George (Geo) Heunisch was an Orlando-based photographer and salesman for Teich & Company. He generated business for Teich over the course of four decades, beginning in the 1930s and ending in the 1960s. His involvement in the design and production of postcards on behalf of his clients began with the click of his camera and continued until the product was finished.

Fishing is Good

This depiction of Whale Harbor Bridge in the Florida Keys was photographed and color-specified by Heunisch. The images above include a scan of the edited black and white photograph together with the tissue overlay that was affixed to the photograph with tape.
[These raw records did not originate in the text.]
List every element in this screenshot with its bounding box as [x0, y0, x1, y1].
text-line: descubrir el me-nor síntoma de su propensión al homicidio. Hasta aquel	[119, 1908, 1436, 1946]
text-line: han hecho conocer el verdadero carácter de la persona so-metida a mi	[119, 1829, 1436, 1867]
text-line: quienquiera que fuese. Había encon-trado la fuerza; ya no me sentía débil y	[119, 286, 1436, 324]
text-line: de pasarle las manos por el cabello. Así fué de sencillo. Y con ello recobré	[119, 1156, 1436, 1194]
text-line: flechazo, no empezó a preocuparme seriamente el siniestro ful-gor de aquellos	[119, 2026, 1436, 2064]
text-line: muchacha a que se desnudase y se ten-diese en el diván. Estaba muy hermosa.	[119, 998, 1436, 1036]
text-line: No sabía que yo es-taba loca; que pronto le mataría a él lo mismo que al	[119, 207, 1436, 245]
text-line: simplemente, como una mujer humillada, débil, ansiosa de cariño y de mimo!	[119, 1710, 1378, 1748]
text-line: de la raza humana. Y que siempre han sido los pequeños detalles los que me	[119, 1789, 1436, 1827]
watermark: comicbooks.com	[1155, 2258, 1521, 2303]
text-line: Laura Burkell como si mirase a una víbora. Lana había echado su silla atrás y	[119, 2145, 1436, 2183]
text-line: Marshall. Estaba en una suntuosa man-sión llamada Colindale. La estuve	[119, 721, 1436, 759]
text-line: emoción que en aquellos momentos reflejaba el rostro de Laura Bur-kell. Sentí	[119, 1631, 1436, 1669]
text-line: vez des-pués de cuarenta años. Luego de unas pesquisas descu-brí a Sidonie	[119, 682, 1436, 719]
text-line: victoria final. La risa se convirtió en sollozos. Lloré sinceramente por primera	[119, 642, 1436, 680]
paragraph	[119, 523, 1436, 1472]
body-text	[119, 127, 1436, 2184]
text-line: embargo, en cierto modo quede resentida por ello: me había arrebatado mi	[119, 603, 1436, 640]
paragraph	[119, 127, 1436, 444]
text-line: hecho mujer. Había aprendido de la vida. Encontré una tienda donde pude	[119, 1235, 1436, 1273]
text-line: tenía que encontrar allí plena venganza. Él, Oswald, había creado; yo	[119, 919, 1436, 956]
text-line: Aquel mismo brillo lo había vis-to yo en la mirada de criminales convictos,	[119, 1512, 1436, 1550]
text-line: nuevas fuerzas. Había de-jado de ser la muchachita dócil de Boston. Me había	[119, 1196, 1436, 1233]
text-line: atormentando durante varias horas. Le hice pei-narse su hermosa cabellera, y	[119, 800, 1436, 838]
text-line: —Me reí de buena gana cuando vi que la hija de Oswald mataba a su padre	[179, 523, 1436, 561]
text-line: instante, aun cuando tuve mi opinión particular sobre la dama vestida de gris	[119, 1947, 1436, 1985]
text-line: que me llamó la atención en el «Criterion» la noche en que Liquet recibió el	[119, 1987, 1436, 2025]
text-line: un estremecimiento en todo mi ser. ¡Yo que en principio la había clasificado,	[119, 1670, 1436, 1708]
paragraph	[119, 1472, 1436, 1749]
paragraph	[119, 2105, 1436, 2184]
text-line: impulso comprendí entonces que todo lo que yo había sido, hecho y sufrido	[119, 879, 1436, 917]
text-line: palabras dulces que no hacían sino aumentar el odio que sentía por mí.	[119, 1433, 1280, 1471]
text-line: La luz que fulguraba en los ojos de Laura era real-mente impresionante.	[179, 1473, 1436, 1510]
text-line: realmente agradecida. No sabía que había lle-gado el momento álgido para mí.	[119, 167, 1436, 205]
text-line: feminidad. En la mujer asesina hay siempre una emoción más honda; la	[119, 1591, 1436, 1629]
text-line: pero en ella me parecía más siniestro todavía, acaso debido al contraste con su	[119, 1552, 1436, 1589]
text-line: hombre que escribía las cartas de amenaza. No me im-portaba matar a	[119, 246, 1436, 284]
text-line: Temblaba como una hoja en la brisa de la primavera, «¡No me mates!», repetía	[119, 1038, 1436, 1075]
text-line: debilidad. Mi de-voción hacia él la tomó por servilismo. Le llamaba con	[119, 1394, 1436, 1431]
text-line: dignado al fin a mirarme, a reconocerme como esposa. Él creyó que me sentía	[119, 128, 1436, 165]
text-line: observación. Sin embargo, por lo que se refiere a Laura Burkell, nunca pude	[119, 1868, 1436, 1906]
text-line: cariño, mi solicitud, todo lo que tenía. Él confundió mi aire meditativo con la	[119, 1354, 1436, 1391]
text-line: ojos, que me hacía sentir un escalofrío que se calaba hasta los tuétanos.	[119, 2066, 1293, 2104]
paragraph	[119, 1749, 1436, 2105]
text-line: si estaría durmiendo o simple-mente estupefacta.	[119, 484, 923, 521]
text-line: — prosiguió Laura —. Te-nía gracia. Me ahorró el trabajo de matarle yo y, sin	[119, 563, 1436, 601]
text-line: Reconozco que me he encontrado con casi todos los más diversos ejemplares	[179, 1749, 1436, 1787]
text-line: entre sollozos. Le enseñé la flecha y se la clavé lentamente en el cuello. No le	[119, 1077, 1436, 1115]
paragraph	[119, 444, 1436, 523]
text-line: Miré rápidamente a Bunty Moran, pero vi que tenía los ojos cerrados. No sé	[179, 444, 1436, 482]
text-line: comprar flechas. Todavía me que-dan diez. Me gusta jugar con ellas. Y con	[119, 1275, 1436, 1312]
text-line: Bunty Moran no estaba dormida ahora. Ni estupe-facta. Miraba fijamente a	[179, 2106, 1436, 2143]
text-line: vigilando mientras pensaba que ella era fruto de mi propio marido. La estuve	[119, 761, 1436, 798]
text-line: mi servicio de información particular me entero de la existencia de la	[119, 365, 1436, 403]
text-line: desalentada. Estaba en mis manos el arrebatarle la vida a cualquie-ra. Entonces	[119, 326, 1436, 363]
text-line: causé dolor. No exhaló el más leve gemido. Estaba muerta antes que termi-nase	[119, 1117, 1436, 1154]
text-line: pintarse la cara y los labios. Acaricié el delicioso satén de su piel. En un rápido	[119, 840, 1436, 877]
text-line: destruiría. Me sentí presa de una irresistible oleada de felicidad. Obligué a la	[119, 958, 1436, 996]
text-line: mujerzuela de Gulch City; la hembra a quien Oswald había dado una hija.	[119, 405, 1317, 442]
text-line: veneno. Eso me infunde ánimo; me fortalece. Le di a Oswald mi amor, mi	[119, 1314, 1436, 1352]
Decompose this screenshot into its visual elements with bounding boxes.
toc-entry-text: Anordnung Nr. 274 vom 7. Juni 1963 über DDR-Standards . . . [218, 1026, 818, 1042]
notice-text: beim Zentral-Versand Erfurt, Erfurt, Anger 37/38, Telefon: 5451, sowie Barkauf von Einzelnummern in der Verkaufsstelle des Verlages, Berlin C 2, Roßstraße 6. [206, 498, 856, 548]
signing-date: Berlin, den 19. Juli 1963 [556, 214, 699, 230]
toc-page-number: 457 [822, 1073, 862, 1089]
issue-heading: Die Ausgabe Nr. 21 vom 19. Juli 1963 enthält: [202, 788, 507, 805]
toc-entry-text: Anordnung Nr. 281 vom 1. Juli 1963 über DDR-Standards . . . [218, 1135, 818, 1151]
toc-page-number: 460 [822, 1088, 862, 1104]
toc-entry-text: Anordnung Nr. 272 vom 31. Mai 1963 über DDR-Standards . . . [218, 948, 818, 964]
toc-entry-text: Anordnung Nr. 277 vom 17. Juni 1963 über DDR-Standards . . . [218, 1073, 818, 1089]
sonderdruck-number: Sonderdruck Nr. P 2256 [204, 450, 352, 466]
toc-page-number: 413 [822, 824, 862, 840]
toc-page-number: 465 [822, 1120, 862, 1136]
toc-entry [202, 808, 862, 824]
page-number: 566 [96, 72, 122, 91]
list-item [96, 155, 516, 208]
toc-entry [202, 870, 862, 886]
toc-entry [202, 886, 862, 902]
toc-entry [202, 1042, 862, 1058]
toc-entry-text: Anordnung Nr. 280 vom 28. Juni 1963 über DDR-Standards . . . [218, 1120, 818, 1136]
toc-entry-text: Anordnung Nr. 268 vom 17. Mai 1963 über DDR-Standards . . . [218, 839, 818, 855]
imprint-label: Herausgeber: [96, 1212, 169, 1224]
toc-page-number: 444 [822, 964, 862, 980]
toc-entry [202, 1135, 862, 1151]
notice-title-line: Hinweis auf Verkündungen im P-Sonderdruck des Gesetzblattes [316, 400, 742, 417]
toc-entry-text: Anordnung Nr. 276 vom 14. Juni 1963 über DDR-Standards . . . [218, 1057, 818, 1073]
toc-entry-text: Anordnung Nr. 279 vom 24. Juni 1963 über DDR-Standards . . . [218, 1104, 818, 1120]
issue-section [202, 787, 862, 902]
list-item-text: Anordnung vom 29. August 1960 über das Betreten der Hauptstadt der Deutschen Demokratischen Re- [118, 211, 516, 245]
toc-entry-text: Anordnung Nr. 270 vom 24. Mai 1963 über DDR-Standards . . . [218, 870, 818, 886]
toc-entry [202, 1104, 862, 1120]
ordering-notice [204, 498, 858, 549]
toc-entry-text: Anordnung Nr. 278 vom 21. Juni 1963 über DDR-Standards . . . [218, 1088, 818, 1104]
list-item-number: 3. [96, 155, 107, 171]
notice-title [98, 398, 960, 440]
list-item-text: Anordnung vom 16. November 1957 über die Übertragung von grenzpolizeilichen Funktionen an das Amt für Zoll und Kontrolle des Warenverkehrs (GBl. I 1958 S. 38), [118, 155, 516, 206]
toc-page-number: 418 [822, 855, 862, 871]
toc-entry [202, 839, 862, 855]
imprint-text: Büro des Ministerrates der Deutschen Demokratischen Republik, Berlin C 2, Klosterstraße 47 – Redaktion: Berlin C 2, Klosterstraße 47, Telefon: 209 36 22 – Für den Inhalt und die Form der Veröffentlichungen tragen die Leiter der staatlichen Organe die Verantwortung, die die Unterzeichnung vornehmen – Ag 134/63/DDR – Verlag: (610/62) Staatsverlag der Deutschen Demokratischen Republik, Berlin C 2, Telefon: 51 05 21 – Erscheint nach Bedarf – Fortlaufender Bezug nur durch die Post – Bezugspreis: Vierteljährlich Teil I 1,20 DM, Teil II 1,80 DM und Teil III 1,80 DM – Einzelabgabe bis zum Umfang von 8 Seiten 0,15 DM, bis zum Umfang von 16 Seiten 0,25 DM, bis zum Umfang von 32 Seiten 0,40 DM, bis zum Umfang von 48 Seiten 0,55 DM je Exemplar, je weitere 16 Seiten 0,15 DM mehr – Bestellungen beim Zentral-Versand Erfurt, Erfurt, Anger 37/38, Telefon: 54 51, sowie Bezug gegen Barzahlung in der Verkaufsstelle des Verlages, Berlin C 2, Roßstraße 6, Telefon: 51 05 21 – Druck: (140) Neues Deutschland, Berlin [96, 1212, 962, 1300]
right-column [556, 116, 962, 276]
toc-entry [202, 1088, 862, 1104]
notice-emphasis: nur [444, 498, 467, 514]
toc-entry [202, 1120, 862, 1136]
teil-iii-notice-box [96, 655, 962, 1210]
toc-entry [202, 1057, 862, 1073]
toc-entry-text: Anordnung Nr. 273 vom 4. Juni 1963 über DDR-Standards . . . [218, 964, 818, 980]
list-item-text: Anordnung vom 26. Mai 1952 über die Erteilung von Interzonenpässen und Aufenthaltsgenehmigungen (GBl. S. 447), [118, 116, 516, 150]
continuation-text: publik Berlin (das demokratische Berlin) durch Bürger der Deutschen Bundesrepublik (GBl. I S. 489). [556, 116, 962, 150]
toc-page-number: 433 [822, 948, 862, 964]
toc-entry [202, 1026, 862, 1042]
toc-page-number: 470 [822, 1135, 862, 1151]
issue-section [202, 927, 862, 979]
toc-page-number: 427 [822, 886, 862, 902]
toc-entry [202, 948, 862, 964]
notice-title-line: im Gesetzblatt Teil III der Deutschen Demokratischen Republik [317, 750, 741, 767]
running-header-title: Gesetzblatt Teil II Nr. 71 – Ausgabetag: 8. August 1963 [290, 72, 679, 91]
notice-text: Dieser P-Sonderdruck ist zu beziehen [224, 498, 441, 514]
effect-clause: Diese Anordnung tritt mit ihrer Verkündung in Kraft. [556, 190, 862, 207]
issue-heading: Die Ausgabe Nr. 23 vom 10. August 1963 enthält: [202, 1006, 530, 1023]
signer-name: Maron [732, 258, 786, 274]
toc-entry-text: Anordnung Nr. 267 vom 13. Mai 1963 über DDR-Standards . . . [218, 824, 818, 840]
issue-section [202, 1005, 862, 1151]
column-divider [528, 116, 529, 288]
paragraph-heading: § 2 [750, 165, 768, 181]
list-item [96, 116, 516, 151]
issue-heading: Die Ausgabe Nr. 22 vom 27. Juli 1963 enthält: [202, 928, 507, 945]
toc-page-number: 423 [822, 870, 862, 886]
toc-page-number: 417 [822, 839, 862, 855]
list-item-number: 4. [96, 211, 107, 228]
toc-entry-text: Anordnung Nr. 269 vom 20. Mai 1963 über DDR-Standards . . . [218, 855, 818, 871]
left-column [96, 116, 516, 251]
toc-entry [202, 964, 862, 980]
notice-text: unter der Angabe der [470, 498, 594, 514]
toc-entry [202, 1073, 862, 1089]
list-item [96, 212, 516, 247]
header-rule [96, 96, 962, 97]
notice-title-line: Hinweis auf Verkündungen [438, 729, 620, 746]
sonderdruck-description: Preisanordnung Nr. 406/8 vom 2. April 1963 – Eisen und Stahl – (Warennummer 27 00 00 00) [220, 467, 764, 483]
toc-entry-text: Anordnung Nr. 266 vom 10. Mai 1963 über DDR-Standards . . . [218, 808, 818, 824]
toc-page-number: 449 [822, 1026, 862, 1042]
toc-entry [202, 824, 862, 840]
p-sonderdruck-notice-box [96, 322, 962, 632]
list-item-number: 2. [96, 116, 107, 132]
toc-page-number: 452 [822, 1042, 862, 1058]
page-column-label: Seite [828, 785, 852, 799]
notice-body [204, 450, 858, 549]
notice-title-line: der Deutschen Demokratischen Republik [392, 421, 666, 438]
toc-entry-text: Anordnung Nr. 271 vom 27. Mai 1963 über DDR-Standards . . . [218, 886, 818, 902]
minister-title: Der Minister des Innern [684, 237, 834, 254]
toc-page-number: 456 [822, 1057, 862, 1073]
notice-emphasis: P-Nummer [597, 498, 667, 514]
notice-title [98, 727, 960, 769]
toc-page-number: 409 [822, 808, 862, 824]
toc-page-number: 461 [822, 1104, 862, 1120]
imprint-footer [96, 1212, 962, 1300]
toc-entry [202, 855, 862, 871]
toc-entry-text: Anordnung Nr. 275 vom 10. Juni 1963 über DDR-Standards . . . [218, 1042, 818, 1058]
Heunisch's handwriting appears on the tissue, specifying colors. The job file instructs artists to "follow tissue overlay." Note the imagined catch.

Turtle Crawl

Another example of a postcard whose origins lie with a Heunisch photograph and coloration specifications.

Overseas Highway Folder

This set of images shows the design progression of a postcard folder, which would contain several other postcard views in an accordion style pull-out. Heunisch designed the folder by assembling an existing folder (as a template for size), a second postcard that was to be reproduced as the back of the folder, and a sketch on tissue paper that shows how elements should be arranged. Other images show an arrangement of pre-existing postcards that served as the basis for the folder design and a correction for the title wording and design.

Pedagogical Applications

These artifacts of bygone processes and their ilk can be used for approaching design in the composing classroom in a number of ways, including prompting and framing discussions and questions and also serving as a launch pad for assignments and activities.